Download or read book Workers Control and Socialist Democracy written by Carmen Sirianni and published by Verso Books. This book was released on 2020-05-05 with total page 566 pages. Available in PDF, EPUB and Kindle. Book excerpt: Recent scholarship has rediscovered the genuinely mass character of the Bolshevik-led revolution that toppled Russian absolutism in 1917. In this major study, Carmen Sirianni undertakes a comprehensive study of the forms of popular power that emerged in the course of the struggle against Tsarist, and their destiny in the formative years of the new Soviet state. He successively discusses the factory committee movement, the attitudes of the trade unions and the left parties towards workers control, the unfolding of dual power, the tole of the peasantry, and the organization of labour and industry in the civil war. The developing theme of these chapters - the unsettled, often antagonistic relationship between working-class and peasant initiatives and demands and Bolshevik political and economic conceptions - is subjected to theoretical examination in the second part of the book. Here Sirianni analyses the particular constitution of Lenin's Marxism, and discerns in it a 'productivist evolutionism' which, he maintains, adversely affected the Bolsheviks' appreciation of working-class self-organization both in industry and in the exercise of political power, and vitiated their perception of the rural masses. Finally, Sirianni sets Russian policy and experience in its international context, considering the different, but also limited, views of Gramsci and Pannekoek, and the 'councilist' movements of Western Europe. He concludes with a reflection on the subsequent course of the revolutionary state and the options available to its leaders, as the defeat of the Left Opposition and then of Bukharin prepared the triumph of Stalinism.

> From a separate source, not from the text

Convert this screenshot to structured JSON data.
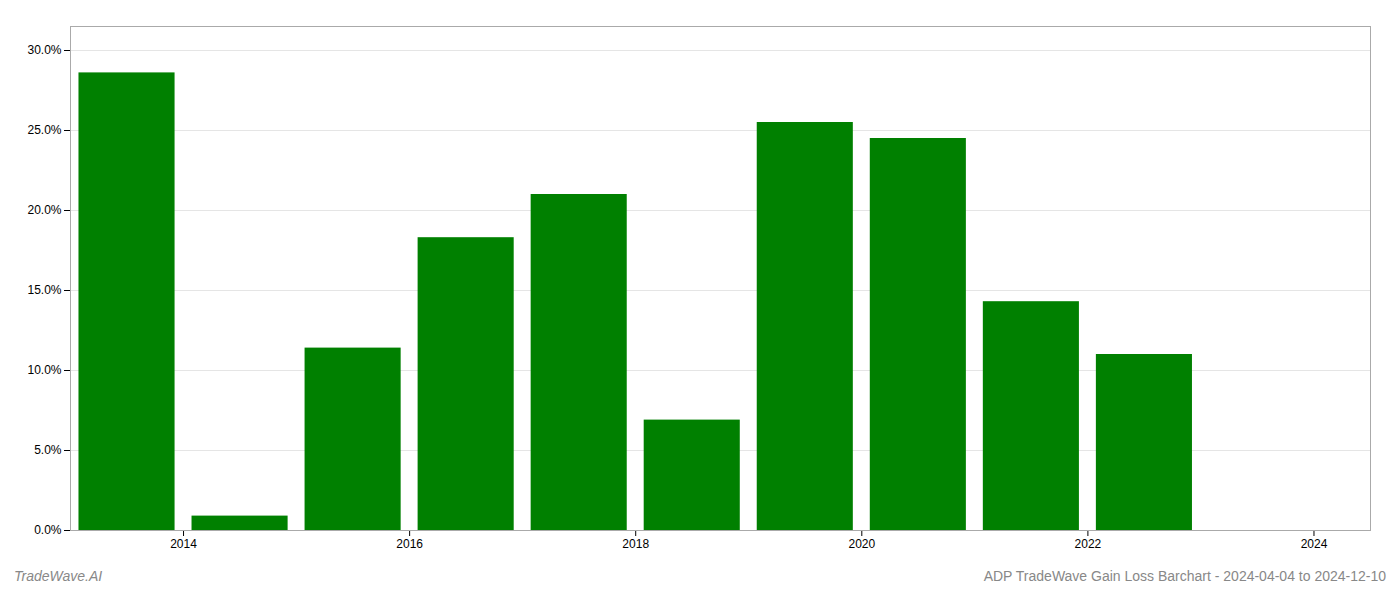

Workers Control and Socialist Democracy unites historical, political and theoretical judgement to make a fundamental contribution to our understanding, both of the Russian Revolution and of central unresolved issues of socialism in the twentieth century.

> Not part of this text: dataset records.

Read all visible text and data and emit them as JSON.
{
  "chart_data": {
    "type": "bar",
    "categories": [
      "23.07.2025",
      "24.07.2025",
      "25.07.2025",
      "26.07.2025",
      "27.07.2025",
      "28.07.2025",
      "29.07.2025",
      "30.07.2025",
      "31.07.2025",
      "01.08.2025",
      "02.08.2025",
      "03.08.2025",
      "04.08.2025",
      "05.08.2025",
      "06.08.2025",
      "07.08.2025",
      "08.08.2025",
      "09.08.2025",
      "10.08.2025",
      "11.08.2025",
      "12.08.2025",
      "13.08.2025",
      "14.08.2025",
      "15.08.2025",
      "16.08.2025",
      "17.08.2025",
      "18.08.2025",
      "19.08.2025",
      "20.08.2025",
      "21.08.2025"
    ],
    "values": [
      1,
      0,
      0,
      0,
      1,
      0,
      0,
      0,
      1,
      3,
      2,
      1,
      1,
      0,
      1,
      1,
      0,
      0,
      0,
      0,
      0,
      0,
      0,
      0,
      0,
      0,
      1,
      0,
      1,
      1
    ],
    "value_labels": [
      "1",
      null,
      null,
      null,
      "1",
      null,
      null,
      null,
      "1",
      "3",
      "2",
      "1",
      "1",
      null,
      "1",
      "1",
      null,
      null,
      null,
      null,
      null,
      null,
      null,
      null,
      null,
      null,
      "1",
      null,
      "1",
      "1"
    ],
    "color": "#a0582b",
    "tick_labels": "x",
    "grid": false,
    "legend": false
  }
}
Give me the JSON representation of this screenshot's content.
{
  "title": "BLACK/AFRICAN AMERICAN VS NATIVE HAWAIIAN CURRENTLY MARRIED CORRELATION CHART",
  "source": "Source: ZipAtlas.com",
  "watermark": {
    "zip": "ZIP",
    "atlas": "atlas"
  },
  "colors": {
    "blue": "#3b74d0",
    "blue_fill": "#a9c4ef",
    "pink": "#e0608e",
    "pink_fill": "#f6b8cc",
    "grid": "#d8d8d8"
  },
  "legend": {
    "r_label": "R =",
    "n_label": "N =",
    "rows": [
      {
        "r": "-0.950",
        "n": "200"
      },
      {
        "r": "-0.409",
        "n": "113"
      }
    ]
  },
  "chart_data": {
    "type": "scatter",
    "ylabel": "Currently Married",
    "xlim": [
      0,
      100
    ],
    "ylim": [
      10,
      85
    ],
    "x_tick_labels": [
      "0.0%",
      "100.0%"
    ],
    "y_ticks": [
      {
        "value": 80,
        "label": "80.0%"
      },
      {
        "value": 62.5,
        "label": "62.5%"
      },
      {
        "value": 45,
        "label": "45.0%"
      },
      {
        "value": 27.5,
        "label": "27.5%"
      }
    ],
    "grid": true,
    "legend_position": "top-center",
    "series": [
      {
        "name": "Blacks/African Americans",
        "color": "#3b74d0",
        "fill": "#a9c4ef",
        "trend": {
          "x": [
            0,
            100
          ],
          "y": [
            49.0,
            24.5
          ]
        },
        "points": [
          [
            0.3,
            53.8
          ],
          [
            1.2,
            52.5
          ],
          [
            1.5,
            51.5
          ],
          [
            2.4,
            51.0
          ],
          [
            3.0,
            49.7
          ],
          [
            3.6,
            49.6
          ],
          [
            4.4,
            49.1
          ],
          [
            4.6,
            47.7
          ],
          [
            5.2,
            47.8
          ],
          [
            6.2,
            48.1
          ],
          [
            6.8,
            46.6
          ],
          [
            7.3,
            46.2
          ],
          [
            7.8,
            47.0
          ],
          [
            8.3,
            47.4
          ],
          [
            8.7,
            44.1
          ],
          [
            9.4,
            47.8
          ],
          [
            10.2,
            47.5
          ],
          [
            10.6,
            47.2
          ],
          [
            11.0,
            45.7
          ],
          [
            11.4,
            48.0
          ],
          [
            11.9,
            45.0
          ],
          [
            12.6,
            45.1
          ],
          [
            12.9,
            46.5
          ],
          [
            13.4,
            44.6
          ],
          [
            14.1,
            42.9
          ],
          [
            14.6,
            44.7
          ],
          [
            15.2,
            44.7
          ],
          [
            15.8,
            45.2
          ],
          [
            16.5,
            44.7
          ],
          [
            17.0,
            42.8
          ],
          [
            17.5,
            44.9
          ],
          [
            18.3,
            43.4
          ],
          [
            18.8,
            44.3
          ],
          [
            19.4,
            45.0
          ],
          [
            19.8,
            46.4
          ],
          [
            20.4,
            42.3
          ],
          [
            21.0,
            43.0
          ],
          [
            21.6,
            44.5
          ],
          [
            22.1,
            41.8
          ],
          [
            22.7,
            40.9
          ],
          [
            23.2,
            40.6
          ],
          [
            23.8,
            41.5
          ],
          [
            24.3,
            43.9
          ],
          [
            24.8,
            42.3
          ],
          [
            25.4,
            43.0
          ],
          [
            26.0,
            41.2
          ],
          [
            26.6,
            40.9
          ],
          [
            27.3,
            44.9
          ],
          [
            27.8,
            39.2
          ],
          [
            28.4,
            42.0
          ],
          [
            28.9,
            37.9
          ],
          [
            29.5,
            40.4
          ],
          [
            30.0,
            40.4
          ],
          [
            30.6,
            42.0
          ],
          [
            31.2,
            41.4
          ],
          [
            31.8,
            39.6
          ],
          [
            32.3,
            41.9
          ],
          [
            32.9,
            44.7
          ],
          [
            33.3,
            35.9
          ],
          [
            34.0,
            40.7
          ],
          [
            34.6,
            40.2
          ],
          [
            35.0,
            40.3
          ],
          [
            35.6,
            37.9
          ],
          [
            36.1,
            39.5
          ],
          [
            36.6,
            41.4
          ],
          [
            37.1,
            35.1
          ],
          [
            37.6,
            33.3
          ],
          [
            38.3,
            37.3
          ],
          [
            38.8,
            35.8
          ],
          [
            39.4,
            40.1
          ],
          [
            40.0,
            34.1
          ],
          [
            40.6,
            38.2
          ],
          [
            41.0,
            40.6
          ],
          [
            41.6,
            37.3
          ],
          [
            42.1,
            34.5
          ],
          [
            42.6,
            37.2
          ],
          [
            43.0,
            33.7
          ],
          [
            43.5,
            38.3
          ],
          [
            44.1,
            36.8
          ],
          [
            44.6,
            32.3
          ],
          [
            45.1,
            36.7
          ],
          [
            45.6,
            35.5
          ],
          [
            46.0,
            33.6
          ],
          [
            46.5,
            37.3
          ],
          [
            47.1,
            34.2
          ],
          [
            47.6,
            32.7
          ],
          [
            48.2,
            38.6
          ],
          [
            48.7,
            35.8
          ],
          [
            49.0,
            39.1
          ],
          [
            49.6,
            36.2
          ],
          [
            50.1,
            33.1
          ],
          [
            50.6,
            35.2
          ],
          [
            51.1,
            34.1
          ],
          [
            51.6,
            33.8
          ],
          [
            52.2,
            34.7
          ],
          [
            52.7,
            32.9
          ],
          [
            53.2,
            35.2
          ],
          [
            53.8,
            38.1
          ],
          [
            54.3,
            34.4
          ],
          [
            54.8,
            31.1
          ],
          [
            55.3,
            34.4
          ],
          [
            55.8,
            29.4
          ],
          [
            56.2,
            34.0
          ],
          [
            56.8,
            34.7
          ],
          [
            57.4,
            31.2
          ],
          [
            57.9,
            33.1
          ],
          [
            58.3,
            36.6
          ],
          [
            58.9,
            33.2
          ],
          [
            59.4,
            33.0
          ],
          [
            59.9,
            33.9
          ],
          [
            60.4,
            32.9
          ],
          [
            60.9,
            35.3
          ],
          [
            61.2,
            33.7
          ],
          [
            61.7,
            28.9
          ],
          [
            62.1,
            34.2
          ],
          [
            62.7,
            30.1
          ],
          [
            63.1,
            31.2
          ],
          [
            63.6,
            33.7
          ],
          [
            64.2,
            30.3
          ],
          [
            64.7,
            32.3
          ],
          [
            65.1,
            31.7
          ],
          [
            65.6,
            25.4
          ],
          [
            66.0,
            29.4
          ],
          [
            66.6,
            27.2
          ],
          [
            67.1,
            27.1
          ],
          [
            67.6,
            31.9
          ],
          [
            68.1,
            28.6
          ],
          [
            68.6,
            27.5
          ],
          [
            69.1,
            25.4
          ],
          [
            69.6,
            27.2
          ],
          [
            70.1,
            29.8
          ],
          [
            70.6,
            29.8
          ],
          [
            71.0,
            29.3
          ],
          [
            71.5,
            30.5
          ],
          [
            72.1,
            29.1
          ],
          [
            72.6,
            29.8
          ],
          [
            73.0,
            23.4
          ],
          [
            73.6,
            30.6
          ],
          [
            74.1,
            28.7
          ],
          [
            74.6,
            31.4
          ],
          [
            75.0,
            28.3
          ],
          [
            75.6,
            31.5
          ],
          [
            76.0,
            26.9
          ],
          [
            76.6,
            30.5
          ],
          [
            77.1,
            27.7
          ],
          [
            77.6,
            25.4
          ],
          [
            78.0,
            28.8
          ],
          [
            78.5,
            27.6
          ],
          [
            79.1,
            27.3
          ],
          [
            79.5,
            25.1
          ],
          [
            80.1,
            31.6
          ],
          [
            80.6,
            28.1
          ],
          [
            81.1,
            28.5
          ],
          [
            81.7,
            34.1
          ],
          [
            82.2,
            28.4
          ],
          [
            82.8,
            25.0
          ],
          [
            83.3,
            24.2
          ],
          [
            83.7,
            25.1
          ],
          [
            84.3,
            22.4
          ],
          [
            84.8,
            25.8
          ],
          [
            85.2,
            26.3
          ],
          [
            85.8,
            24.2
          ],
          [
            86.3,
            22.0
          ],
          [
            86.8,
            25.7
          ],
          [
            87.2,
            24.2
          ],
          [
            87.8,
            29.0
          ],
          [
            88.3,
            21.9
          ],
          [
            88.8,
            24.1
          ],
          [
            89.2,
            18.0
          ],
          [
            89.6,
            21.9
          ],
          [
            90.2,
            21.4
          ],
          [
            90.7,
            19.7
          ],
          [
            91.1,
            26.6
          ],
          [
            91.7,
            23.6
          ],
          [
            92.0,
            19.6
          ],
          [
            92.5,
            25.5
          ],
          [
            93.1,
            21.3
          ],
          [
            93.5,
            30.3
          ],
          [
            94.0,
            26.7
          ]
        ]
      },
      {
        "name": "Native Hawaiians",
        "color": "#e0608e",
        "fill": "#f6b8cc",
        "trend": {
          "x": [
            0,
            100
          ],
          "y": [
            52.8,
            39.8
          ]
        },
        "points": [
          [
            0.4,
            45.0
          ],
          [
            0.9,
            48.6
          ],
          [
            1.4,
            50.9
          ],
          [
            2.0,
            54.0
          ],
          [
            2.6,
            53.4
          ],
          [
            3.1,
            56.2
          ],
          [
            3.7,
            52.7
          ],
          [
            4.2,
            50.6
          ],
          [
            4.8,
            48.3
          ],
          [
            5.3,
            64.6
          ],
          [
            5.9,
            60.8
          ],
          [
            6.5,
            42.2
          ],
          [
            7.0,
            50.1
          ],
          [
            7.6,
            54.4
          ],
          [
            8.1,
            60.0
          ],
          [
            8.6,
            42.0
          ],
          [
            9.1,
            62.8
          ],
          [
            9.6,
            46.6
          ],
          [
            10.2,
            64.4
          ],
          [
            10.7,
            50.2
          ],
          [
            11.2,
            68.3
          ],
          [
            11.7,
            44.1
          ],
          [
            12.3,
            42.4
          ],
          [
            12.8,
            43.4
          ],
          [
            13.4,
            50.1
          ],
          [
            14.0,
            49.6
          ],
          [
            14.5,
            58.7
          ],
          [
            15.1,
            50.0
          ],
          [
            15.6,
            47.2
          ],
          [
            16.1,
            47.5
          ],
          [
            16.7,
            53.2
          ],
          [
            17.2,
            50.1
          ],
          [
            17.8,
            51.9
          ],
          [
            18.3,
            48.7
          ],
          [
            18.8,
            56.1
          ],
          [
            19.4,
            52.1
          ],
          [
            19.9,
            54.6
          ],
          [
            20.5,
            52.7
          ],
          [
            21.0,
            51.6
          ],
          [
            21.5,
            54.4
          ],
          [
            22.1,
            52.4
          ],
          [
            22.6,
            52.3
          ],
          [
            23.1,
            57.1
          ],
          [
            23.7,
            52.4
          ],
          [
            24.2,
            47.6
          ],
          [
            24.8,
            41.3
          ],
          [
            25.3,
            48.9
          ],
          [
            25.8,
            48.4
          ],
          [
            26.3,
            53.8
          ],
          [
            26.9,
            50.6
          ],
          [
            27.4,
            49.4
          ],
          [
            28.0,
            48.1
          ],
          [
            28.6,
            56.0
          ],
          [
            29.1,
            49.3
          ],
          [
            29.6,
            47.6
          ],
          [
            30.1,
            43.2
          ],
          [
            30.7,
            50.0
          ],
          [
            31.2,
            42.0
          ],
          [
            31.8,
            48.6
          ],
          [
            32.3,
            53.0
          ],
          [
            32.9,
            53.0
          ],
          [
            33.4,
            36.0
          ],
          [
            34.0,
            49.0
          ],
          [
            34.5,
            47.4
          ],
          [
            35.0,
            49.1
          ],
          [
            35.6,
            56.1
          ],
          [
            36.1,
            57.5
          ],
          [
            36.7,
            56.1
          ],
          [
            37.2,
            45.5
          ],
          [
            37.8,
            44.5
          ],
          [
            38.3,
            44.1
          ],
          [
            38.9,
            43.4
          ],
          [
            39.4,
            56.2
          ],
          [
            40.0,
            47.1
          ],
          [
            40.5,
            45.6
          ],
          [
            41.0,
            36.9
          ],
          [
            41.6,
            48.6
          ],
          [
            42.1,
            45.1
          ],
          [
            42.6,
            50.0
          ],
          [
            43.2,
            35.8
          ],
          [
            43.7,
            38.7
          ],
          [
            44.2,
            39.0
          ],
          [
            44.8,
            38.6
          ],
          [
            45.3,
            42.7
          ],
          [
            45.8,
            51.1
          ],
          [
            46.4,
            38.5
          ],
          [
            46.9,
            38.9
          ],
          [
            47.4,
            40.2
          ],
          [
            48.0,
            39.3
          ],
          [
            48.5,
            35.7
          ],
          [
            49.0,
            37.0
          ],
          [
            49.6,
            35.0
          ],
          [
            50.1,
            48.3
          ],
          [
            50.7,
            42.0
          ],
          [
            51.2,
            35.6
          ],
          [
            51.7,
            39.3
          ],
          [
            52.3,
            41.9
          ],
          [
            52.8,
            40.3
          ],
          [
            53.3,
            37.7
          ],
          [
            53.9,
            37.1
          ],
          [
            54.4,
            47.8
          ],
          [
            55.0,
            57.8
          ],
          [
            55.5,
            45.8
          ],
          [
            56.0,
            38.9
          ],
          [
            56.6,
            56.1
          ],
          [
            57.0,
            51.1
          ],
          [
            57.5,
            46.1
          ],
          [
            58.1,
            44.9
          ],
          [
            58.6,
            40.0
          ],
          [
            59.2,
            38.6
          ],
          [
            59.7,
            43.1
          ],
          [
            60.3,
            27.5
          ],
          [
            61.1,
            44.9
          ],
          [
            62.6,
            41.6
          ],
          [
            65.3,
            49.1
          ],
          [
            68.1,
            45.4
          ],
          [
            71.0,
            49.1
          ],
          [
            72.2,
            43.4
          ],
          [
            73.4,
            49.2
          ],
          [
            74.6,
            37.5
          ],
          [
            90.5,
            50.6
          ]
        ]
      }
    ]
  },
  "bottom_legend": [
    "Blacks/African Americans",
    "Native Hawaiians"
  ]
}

Book Who Rules America Now

Download or read book Who Rules America Now written by G. William Domhoff and published by Touchstone. This book was released on 1986 with total page 244 pages. Available in PDF, EPUB and Kindle. Book excerpt: The author is convinced that there is a ruling class in America today. He examines the American power structure as it has developed in the 1980s. He presents systematic, empirical evidence that a fixed group of privileged people dominates the American economy and government. The book demonstrates that an upper class comprising only one-half of one percent of the population occupies key positions within the corporate community. It shows how leaders within this "power elite" reach government and dominate it through processes of special-interest lobbying, policy planning and candidate selection. It is written not to promote any political ideology, but to analyze our society with accuracy.